E girando intorno al cespuglio si rassegnò a fingere di recarsi anche lui al ritiro. « Ma ormai mi sono riposato. Andìamo? ».
« Qui sopra tutti si voglio bene » 
- interruppe ad un certo punto zì Giacomo, cercando di stabilire un'atmosfera di cordialità 
- « e magari tutto il mondo fosse così! Deponete ogni rancore, amici miei. S
an Michele Arcangelo, nel cui onore si celebra questo Sacro Ritiro, vi benedica ed ognuno di voi seguiti a vivere sotto i segni della sua benedizione ». 
I due però seguitarono a salire senza rispondere. Intanto i brusii delle voci e i rumori della Chiesa ormai vicinissima crescevano sempre di più. Poco dopo tutti e quattro si trovarono nella piazzetta 1 pochi uomini ancora riuniti, nel farsi avanti a questi ultimi « fratelli » che arrivavano, rimasero sbalorditi vedendo Rufino, di cui ben conoscevano l'ostilità pel Sacro Ritiro, e per di più in compagnia di Ferrone. Alcuni aiutarono zi Giacomo a scaricarsi dalle spalle il grosso zaino, mentre un vecchio si rivolse meravigliate a Rufino dicendogli:
" Rufi, ma tu non porti neanche una " mmutina "  ?

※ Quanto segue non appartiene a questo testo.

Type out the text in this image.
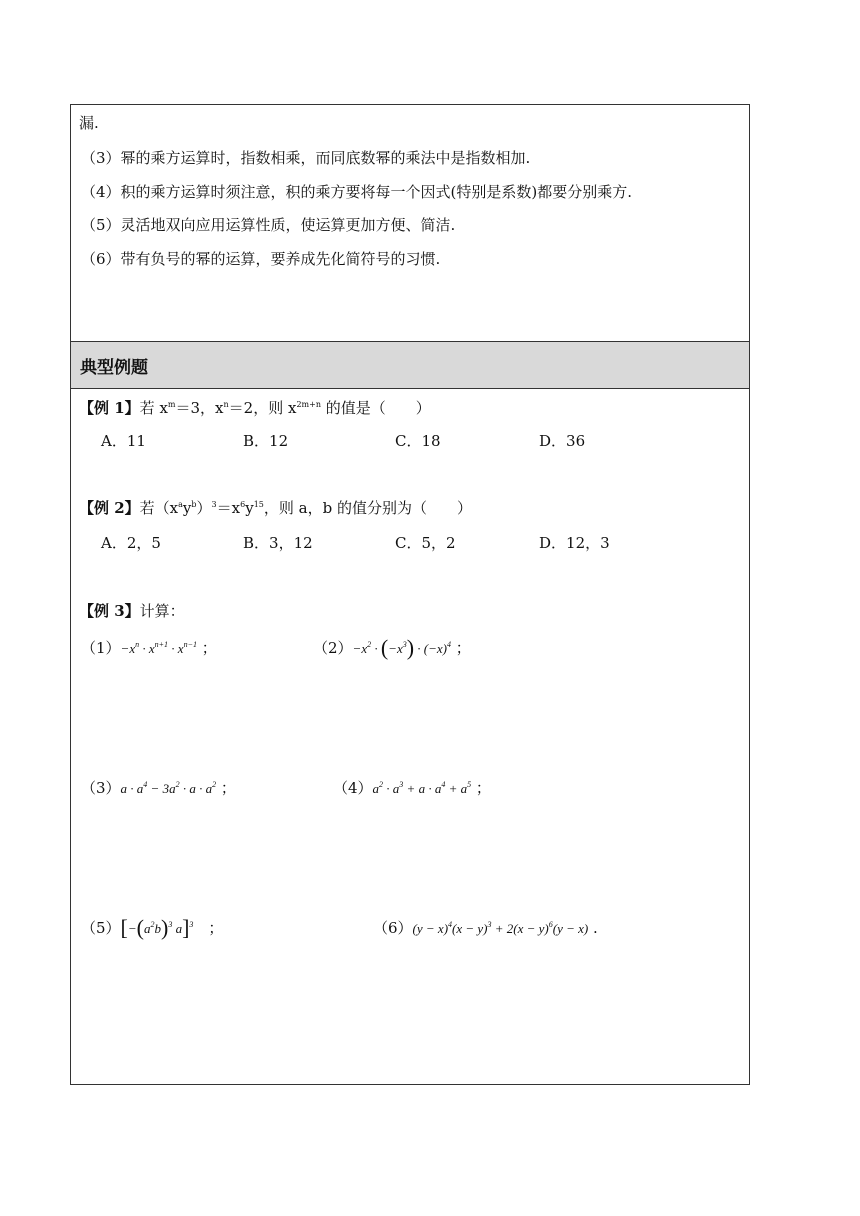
漏.
（3）幂的乘方运算时，指数相乘，而同底数幂的乘法中是指数相加.
（4）积的乘方运算时须注意，积的乘方要将每一个因式(特别是系数)都要分别乘方.
（5）灵活地双向应用运算性质，使运算更加方便、简洁.
（6）带有负号的幂的运算，要养成先化简符号的习惯.
典型例题
【例 1】若 $x^m=3$，$x^n=2$，则 $x^{2m+n}$ 的值是（　　）
A．11	B．12	C．18	D．36
【例 2】若$(x^ay^b)^3=x^6y^{15}$，则 a，b 的值分别为（　　）
A．2，5	B．3，12	C．5，2	D．12，3
【例 3】计算：
$(1)-x^n \cdot x^{n+1} \cdot x^{n-1}$ ；	$(2)-x^2 \cdot (-x^3) \cdot (-x)^4$ ；
$(3)a \cdot a^4 - 3a^2 \cdot a \cdot a^2$ ；	$(4)a^2 \cdot a^3 + a \cdot a^4 + a^5$ ；
$(5)[-(a^2b)^3$ a]$^3$　；	$(6)(y - x)^4(x - y)^3 + 2(x - y)^6(y - x)$ .
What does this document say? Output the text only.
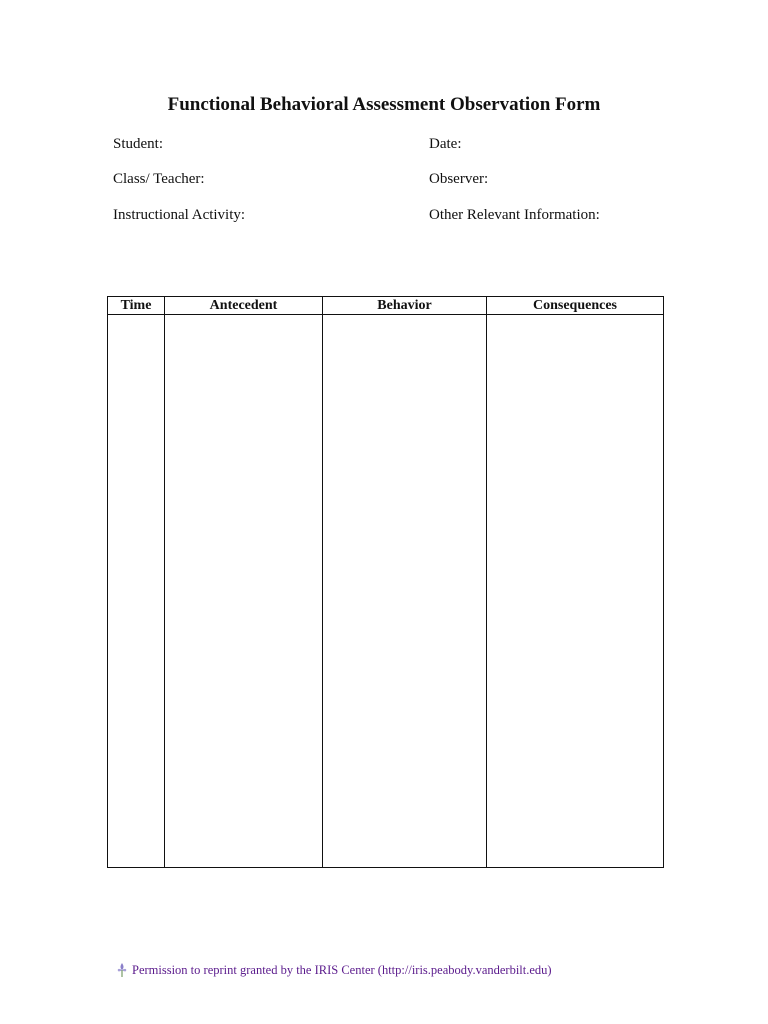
Functional Behavioral Assessment Observation Form
Student:	Date:
Class/ Teacher:	Observer:
Instructional Activity:	Other Relevant Information:
Time	Antecedent	Behavior	Consequences

Permission to reprint granted by the IRIS Center (http://iris.peabody.vanderbilt.edu)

"La sua roba è qui con la mia"  rispose -pronto zi Giacomo. 
« Eh, Rufino è proprio un bravo giovane », continuò, notando che Ferrone s'era scostato e non era più in grado di udirlo. 
« Figuratevi che per tutta la costa ha voluto portare lo zaino sempre lui ».
"E Ferrone? ", ammiccò il vecchio.
" Ferrone, Ferrone... Adesso lasciamo perdere... Del resto quassù non siamo tutti fratelli? ".
Ferrone, che s'era già diretto verso il fianco sinistro della Chiesa, dove una scaletta lungo il muro permetteva l'accesso al soffitto, si volse indietro e chiamò:
" E allora, zì Già? Che stai facendo? Non vieni? ".
" Ma si certo, aspetta ". E rivolto a Rufino:
 « Presto, andiamo, Rufì. Ma che hai? Sembri addormentato ».
Così i tre con il ragazzo salirono insieme sino all'ampio vano ricavato dal soffitto della Chiesa, dove sul giaciglio di paglia s'era già sistemata una parte dei fratelli. « Sant'Angelo Michele mio » - ripeteva frattanto tra di sè zì Giacomo. - « Perdonami delle bugie dette e fa che nulla succeda ».
La notizia dell'arrivo della strana compagnia si era rapidamente diffusa, sicchè quando questa entrò, tutti gli sguardi si volsero verso di essa e vi fu quasi un attimo di silenzio. Ma bastò un affettuoso abbraccio di Taborre ai tre con un - « Ben venuti tra noi, fratelli » - perchè tutti ricominciassero a vociare ed a consumare la cena.